Forbes columnist Avik Roy, senior fellow at the Manhattan Institute for Policy Research, suggests that perhaps the new delay is a sign that the Obama administration isn’t very committed to the mandate. After all, the mandate ensures that health insurance remains an employer-sponsored system. The individual mandate, on the other hand, could unhinge health insurance from employers by forcing everyone to buy insurance on their own—something many health policy experts say would be a good thing.
Repealing the employer mandate “would encourage a transition away from costly, inefficient employer-sponsored coverage, and towards portable, individually-owned insurance policies,” Roy said in congressional testimony last summer. “As you all know, economists have long advocated for this transition, and repealing the employer mandate would go a long way toward achieving it.”
Last summer, former Washington Post columnist Ezra Klein also argued in favor of repealing employer mandate altogether.

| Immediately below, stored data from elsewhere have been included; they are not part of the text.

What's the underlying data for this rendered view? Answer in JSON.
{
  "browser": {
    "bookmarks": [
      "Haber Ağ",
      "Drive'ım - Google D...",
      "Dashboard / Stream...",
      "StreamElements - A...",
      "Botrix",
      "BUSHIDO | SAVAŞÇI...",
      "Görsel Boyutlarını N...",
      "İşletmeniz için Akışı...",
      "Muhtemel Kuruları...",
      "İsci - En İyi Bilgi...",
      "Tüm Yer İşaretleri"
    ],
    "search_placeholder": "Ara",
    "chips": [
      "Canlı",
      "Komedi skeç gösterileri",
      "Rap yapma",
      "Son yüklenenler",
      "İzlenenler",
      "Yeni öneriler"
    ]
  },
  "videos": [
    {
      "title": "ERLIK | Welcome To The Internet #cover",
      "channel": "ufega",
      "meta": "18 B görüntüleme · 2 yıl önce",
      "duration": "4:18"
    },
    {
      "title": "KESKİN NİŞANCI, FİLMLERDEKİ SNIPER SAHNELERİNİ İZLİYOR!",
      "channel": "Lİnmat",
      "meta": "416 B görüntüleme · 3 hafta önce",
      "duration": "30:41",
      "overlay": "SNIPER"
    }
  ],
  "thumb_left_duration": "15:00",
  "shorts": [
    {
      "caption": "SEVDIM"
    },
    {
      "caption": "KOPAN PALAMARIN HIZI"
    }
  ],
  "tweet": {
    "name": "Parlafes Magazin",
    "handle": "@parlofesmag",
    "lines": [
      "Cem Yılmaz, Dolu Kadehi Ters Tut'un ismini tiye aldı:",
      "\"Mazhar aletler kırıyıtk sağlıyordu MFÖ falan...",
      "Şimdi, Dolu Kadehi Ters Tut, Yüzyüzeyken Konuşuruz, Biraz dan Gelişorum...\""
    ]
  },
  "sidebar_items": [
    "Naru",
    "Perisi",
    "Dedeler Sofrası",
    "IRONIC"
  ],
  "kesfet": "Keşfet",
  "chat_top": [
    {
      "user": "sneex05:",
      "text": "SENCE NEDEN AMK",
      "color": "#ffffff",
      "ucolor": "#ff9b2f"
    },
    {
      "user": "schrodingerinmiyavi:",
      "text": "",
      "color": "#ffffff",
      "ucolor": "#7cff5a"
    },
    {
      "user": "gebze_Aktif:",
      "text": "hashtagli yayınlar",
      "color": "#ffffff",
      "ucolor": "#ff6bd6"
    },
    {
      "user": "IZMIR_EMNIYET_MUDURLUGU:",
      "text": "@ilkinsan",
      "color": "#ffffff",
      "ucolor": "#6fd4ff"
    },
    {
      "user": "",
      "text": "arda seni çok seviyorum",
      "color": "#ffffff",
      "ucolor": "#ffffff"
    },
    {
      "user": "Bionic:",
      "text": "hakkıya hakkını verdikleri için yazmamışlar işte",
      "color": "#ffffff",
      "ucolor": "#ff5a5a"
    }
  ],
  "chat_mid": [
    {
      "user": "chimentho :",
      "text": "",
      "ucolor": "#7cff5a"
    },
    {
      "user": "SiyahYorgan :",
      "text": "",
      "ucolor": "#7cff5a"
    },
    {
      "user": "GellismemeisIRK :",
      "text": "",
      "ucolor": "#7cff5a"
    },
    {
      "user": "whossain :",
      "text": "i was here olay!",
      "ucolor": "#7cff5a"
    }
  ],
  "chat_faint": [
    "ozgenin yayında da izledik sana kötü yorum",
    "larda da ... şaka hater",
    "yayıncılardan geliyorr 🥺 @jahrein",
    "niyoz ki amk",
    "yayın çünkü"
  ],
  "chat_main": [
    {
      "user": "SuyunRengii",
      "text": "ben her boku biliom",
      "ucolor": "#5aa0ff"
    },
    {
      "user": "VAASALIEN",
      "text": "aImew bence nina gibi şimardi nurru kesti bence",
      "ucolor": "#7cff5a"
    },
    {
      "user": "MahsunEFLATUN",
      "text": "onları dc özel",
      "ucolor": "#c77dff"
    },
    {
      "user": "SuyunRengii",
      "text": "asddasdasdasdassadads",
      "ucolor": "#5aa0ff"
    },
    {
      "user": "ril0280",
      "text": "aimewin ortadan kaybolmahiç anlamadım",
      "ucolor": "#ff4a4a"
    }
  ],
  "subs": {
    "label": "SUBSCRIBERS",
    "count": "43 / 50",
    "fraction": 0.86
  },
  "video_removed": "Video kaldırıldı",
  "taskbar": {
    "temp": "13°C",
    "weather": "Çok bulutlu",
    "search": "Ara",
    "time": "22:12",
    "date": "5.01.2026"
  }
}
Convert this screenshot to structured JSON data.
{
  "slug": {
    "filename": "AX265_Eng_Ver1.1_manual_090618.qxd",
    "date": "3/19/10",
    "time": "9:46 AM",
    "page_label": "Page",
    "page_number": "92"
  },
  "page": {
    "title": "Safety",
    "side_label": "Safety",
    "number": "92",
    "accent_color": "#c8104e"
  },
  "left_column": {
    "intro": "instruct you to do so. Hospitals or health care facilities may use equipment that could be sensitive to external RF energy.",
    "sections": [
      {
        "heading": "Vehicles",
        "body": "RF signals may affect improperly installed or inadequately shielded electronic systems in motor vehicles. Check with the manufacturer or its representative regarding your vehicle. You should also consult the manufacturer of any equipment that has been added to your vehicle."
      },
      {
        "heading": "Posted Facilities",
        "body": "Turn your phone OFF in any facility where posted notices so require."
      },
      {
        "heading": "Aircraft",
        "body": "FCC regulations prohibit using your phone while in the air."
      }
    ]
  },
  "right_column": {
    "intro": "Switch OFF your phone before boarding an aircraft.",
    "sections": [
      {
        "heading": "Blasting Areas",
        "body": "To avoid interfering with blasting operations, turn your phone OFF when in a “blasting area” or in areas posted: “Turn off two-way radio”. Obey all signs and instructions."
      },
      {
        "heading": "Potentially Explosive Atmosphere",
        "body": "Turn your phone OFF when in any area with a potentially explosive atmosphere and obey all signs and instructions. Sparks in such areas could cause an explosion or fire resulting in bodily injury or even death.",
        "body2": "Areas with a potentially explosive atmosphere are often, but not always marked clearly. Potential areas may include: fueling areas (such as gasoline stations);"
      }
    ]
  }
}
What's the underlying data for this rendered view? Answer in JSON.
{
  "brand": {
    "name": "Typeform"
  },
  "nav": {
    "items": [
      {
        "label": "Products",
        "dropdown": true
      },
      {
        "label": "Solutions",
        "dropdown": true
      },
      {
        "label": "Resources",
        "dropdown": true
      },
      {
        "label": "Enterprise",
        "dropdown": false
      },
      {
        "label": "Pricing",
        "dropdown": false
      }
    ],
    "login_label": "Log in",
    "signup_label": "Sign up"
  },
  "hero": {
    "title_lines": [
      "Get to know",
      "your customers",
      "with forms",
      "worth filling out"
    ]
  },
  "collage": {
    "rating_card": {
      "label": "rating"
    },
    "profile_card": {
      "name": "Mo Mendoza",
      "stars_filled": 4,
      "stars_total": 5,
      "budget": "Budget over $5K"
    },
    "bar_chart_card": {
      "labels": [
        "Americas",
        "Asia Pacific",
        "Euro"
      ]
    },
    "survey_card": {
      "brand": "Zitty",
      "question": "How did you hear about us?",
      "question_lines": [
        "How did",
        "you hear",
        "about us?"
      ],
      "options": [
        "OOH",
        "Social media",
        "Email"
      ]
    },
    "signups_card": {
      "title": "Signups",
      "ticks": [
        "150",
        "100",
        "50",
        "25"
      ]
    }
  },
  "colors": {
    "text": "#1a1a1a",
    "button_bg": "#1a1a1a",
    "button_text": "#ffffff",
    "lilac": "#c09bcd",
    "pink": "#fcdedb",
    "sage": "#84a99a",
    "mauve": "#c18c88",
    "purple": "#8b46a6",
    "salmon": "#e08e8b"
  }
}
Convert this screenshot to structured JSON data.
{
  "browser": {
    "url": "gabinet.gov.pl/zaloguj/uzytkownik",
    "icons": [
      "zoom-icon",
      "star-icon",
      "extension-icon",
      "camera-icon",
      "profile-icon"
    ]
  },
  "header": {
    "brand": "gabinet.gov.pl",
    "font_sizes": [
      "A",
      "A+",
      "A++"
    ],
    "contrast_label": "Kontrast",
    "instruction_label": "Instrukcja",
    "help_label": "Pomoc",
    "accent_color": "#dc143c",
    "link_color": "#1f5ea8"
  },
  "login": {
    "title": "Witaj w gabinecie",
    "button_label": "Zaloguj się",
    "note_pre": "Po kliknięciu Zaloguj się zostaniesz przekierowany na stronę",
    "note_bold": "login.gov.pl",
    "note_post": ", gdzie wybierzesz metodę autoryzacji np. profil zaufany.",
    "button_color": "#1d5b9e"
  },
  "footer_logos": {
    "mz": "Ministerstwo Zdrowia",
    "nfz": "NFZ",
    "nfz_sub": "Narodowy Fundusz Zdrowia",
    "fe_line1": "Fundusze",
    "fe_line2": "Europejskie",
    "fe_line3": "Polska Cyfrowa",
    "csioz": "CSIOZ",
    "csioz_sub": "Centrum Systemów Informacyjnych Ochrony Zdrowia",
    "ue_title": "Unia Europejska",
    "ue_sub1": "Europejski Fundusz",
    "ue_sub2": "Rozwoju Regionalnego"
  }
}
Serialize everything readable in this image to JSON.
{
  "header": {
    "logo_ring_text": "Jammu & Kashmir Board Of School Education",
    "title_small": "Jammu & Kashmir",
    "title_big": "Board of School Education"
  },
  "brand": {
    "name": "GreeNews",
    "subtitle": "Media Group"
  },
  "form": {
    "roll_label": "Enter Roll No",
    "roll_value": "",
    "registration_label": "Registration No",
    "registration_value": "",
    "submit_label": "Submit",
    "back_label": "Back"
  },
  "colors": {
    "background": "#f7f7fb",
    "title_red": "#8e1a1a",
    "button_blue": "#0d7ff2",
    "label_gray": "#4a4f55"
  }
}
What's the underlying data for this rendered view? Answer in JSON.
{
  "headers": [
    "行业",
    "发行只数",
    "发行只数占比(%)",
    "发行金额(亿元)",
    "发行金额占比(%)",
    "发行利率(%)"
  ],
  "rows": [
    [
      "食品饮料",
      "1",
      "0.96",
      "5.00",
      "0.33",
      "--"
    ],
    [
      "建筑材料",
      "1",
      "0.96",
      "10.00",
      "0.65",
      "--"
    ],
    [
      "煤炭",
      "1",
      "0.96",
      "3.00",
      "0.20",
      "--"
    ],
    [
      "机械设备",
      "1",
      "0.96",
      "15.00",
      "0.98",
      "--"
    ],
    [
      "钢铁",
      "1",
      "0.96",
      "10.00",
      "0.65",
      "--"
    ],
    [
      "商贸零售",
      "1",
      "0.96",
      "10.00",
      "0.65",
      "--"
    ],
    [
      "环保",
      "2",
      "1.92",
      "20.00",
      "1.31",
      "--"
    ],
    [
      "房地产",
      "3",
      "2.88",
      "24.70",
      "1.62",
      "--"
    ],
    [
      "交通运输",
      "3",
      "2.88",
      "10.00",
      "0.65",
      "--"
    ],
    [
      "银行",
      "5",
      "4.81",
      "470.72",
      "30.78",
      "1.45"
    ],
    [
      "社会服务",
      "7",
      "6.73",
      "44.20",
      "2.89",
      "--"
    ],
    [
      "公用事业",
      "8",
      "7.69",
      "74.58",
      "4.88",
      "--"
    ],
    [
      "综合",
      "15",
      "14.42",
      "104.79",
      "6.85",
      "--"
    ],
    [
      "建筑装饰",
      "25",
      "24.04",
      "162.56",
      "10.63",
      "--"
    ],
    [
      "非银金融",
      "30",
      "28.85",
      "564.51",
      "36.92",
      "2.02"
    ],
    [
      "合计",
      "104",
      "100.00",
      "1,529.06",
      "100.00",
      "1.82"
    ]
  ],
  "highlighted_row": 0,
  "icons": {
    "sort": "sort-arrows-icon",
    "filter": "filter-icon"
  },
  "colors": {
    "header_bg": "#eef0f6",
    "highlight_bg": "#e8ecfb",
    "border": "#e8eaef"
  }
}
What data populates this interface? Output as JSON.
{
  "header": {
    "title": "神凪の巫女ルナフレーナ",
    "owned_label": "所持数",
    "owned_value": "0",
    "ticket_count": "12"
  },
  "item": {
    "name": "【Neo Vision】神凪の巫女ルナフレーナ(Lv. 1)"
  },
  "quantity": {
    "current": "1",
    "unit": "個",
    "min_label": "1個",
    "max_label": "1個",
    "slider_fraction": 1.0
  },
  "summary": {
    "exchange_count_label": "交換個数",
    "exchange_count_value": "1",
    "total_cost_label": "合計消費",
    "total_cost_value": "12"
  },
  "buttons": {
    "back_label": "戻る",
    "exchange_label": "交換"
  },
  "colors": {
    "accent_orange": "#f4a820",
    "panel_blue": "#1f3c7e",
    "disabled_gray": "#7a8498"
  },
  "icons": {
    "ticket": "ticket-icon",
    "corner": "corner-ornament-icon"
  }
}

He pointed to the unintended consequences the mandate would have on business owners and the economy: It would dissuade employers from hiring low-income workers who qualify for subsidies. It would motivate employers to cut their current employees’ hours back to part-time status to avoid having to offer them health insurance. And it would place huge costs and administrative burdens on companies large and small.
Klein pointed to this Center on Budget and Policy Priorities brief that lays out the flaws of Obamacare’s employer mandate.
There’s another reason to believe the employer mandate will be repealed (or at least delayed again): The mandate is now scheduled to take effect in early 2016—months before the 2016 presidential election. If President Obama wants to bolster the Democratic presidential candidate’s chances of victory, he may want to think twice about slapping new burdensome regulations on business owners that year.